The original cover of the Live at the Harlem Square Club, 1963 LP features Cooke in a white dress shirt, bathed in a nimbus-y light. The light is centered on the chestal cavity—where Cooke builds his sound—rather than the head—and it all but ripples with magenta cross-hatching. The Cooke of this cover has a stained-glass quality, all the more so given his gestural pose—cupped right hand beseeching, mouth agape in the manner of someone creating a quavering, held o-sound, be it with an “oooh,” “whoahhhh,” or “God”—as the left hand grips a Neumann electro-static microphone, fingers tightened into a triumphal fist—the kind that punches the air in hard-won exultation.


But it is a peaceable fist, one for striving and getting on—not mere conquistador-ing—similar to what we see in Eugène Delacroix’s mid-nineteenth century canvas, Jacob Wrestling with the Angel, in which a man of earth wages battle with the supernal. We are not exactly sure why Jacob wrestles the winged-figure in the arbor—perhaps it is a test, one which he must not fail, at least in his own mind. That is how Sam Cooke holds the tool that will render him audible to every last club-goer, the mic as pulpit. He will test this audience. He will test himself. He’ll test us now, still.


Colored lights blink throughout the space, which must have lent a leftover Christmas vibe to what is a barn-like hall. If we are away in a manger, it’s a fittingly low-rent mid-twentieth century version, a hall meant to pack ‘em in, not bum rush the cover of Architectural Digest.

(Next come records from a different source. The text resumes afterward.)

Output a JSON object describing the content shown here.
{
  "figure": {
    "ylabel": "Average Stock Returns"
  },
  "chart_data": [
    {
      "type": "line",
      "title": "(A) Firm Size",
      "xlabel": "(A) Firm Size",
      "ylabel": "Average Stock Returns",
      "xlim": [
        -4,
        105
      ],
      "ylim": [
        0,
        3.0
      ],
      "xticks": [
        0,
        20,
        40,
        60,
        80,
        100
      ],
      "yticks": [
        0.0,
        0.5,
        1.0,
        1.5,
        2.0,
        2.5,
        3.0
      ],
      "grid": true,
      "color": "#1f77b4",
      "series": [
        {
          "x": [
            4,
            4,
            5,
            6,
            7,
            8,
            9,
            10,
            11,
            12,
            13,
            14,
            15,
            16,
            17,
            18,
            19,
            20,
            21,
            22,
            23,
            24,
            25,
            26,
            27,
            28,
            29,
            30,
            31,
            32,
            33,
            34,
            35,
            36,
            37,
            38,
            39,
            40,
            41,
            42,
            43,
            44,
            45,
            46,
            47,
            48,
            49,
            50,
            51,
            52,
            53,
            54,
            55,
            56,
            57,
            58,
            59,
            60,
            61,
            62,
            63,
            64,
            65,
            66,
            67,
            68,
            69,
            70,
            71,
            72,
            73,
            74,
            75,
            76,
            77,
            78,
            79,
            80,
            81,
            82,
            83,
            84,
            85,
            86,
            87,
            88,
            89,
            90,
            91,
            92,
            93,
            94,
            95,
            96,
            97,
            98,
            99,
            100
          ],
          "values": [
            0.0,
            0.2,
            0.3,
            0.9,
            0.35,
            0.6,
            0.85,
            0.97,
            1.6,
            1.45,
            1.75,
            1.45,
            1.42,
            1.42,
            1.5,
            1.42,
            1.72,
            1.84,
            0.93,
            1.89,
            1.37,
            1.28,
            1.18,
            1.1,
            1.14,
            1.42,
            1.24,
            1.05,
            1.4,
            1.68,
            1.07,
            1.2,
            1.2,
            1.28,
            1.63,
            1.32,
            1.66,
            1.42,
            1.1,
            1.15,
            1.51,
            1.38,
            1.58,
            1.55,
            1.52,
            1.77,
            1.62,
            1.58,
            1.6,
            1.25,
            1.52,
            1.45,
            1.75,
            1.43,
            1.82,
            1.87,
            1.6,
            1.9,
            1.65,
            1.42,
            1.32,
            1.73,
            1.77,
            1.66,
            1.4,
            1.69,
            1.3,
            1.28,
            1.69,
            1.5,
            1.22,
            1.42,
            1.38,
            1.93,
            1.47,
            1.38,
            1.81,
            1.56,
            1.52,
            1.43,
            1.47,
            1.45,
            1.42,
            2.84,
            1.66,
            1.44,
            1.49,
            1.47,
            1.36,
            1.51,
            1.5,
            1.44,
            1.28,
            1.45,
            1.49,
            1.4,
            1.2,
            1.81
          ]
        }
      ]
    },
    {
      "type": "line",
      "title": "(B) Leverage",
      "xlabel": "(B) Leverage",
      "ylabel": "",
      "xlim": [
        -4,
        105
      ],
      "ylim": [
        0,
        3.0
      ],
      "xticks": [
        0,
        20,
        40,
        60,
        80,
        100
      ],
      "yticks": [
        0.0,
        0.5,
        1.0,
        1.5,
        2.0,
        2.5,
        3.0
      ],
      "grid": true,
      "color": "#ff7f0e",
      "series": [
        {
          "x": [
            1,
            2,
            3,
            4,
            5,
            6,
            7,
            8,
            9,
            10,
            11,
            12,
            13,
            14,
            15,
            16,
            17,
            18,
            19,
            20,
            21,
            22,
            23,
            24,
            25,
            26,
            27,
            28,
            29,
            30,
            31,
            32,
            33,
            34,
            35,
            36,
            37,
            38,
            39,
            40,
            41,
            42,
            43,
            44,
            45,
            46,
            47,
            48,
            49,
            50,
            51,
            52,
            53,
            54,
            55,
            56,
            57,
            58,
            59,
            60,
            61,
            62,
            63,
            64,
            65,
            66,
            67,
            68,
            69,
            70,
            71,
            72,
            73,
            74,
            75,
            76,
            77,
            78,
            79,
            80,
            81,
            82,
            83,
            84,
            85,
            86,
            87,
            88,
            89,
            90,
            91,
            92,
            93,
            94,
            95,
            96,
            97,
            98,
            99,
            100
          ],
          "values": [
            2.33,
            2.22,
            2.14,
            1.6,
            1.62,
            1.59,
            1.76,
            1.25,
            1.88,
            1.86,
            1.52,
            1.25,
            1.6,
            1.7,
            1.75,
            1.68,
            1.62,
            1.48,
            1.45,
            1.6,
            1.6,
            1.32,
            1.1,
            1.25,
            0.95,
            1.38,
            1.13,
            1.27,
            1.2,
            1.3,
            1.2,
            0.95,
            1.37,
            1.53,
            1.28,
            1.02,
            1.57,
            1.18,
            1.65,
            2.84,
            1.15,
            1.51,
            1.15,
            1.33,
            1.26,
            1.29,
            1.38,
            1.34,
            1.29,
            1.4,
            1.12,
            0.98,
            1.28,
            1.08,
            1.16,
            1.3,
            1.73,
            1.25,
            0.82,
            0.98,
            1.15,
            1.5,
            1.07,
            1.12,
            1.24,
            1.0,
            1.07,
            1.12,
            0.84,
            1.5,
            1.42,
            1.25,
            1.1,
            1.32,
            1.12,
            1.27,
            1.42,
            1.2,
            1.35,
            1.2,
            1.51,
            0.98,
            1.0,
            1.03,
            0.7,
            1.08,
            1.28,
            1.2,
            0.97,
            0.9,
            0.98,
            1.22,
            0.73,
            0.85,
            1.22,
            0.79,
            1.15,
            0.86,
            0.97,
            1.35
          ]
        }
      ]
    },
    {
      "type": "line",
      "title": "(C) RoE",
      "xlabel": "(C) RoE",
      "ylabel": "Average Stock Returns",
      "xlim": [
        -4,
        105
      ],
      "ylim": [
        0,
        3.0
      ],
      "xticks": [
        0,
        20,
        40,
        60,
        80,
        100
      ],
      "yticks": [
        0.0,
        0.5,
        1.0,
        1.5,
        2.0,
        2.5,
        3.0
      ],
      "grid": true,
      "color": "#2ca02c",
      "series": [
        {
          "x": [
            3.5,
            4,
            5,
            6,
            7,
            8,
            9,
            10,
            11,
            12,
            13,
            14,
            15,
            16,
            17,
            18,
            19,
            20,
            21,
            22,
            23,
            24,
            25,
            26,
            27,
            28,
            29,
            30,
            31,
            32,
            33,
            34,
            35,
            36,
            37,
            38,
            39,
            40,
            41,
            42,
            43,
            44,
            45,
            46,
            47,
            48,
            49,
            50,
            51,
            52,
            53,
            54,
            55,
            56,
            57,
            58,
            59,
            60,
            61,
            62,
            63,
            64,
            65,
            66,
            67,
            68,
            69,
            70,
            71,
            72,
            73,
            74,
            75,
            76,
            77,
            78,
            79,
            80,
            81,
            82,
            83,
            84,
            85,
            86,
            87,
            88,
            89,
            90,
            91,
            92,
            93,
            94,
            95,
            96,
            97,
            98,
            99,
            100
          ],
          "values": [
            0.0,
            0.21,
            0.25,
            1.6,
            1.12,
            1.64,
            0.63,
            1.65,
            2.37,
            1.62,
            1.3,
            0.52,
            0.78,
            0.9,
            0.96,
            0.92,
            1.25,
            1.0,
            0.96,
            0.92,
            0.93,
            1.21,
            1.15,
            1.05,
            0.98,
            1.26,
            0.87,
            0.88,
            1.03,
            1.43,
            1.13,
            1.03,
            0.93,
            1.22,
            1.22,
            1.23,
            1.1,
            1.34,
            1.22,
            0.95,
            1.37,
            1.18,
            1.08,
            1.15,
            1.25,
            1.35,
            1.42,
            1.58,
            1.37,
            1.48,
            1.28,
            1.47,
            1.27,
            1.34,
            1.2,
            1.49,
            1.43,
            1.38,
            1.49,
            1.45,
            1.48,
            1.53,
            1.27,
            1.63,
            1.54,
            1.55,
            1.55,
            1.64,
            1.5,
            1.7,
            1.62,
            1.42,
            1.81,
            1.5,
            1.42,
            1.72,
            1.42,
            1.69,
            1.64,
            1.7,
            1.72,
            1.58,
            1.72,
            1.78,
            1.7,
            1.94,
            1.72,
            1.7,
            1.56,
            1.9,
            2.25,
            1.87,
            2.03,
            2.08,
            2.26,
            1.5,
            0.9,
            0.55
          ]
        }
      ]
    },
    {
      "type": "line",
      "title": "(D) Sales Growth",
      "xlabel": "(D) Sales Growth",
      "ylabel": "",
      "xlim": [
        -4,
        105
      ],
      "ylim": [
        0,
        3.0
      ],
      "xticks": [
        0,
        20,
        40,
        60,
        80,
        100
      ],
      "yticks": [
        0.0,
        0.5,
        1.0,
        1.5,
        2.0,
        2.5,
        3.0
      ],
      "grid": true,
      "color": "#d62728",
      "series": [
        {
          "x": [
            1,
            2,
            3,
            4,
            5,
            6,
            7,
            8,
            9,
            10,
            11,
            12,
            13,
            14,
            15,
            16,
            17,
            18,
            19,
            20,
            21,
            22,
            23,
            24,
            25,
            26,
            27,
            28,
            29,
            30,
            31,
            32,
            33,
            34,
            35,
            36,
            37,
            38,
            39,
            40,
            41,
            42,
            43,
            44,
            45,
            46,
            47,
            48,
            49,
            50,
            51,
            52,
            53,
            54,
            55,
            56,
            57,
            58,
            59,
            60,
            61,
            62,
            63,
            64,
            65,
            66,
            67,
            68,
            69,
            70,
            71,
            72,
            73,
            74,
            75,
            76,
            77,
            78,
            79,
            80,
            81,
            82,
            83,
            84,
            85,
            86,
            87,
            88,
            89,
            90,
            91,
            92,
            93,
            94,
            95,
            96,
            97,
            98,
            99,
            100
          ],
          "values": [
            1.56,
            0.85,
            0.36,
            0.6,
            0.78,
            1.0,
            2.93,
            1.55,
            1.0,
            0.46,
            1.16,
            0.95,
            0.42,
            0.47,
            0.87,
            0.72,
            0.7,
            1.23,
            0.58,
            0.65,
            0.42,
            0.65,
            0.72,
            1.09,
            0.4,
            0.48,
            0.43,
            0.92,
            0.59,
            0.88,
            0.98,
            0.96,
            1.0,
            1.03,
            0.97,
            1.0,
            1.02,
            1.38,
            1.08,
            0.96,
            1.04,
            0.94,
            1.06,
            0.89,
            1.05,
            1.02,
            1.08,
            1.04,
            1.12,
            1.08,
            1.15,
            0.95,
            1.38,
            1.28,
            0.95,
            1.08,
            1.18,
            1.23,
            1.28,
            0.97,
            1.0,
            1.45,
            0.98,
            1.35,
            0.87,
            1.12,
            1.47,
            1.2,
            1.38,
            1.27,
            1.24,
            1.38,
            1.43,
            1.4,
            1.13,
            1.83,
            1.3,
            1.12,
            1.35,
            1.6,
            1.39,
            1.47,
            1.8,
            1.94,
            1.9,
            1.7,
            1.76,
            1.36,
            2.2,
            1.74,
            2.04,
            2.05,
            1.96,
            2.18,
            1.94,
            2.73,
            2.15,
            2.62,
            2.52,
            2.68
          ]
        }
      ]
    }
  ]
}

Tinsel decorations remain. The simple, lo-tech soundboard—all that was available in these early days of remote recording in clubs—is upstairs, in the manager’s office, capable of three track recording. A lot of sound is going to be jammed into a tight recording window, a soul Louvre on the back of a stamp. This will prove a boon, and give the document its Pangeaic-heft, a feral solidity that still possesses a cometary blaze, advances upon a shore like a tide whose time has come to make further explorations up the beach. Had some deity put you in charge of the elements for a spell, you’d have thought, “hmmm, I can do something with this sound. Knock the weather for a loop. Change the shadows across the face of the moon.”


Which was the exact opposite response that the higher-ups had at RCA when they heard what Cooke and his all-Black band had wrought. They didn’t just shelve this sucker for its through-the-roof-quotient of denuded, raw, real humanness—they left it in the vaults until 1985, when presumably a marketing person said, “Might be safe enough now, people like Sam Cooke on the oldies stations, we don’t really have anything else in the can, let’s slap out Harlem Square Club.”


And so this glorious vessel slipped free of her moorings, and was finally slapped out at that.